We bounced on the squashy, springy seat cushion of the arm chair,

A pile of giggles and twirled pigtails,

If we were lucky enough for Aunt Arlene to curl our hair the night before.

I remember the hi-fi along the back wall of the dining room,

The one with my mom’s baby teeth marks in it

And the concealed Ouija board beneath.

I remember studying the countless framed photographs up the wall along the staircase

And Aunt Arlene telling me not to complain about getting my tangled hair brushed

Because Natalie didn’t complain about getting her hair brushed.

There was a mirror by the front door,

But I’d have to jump to see anything other than the reflection of the ceiling in it.

Shadow was a stray tabby who’d visit from time to time for a snack.

“She made her way around the block”, the parents would say,

Whatever that meant, I’d think, trying to decipher the mysteries of adult conversation.

Shadow had kittens in a box on the porch one time.

“Mine” was gray and had six toes on his paws, but he died quick,

I forget his name.

I never thought about death before that,

But I guess Jersey City’s a tough enough place,

Let alone for a fresh feline.

At the time, I thought it had something to do with his extra toes and was relieved to have the normal amount.

The living room had the quilted, Irish hanging tapestry, embroidered with names of family and friends.

It was also where we named Sunshine,

The orange tabby who replaced Inkspot once his photo was added to the display in the kitchen.

We were four little girls laying on the floor, swinging our feet back and forth in the air,

Deep in thought in a matter of such importance,

Round cheeks propped up on plump palms.

I remember watching Sister Act and My Fair Lady a lot

Because those were the only VHS tapes available in the house.

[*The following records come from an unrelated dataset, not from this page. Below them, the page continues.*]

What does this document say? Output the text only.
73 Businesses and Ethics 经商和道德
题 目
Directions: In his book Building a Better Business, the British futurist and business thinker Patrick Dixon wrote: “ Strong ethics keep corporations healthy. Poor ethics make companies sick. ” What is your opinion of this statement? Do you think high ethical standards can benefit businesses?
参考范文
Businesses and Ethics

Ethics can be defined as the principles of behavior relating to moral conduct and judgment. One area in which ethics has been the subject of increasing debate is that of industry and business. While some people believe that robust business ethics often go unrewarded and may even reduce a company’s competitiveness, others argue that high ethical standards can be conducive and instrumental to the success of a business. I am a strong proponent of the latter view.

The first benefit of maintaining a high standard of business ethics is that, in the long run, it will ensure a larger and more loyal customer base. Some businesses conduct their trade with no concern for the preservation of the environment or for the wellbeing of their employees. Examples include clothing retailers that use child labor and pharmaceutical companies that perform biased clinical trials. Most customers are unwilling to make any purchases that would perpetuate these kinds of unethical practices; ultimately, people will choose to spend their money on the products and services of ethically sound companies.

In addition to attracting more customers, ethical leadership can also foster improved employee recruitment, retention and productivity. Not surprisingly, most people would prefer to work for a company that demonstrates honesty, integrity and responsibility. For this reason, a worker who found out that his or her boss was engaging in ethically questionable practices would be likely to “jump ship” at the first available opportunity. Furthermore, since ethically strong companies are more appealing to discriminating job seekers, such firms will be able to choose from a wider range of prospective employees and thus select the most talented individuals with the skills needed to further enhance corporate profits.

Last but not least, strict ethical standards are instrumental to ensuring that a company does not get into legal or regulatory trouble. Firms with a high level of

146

I remember Katherine, Janice, Carol, and the McGinns.

I remember holding my breath when the Marlboros announced their presence on the porch,

Tom’s banana toothpaste in the morning and at night,

And squeaky clean hair.

There were St. Patrick’s Day Birthday parties

And the train set beneath the Christmas tree –

The shelf in the second floor bathroom- overflowing with haircare products,

Car rides with no seatbelt in the middle,

The tiny American Flag on the antenna, flapping in the wind,

The Garden Song on a loop-

We are made of dreams and bones.

The greatest of the Greats

Had patience for us beyond what she had for our parents.

She curled our hair

And loved us to pieces finer than the scrambledest eggs you’ve ever eaten.

I remember being small at the house on Neptune Avenue

With a life so much bigger than I could see.

The view was higher than I could jump.

I’d have to grow to appreciate it.

I’m tall enough now to look in the mirror and look the past straight on in the present,

Able to recognize the magic of a moment,

The lasting quality of the fleeting,

The memory of the lost.

The feel of cold tiles,

The scent of cigarette smoke and hairspray,

And ringlet curls-

Links to a past, present life that seems so far away now.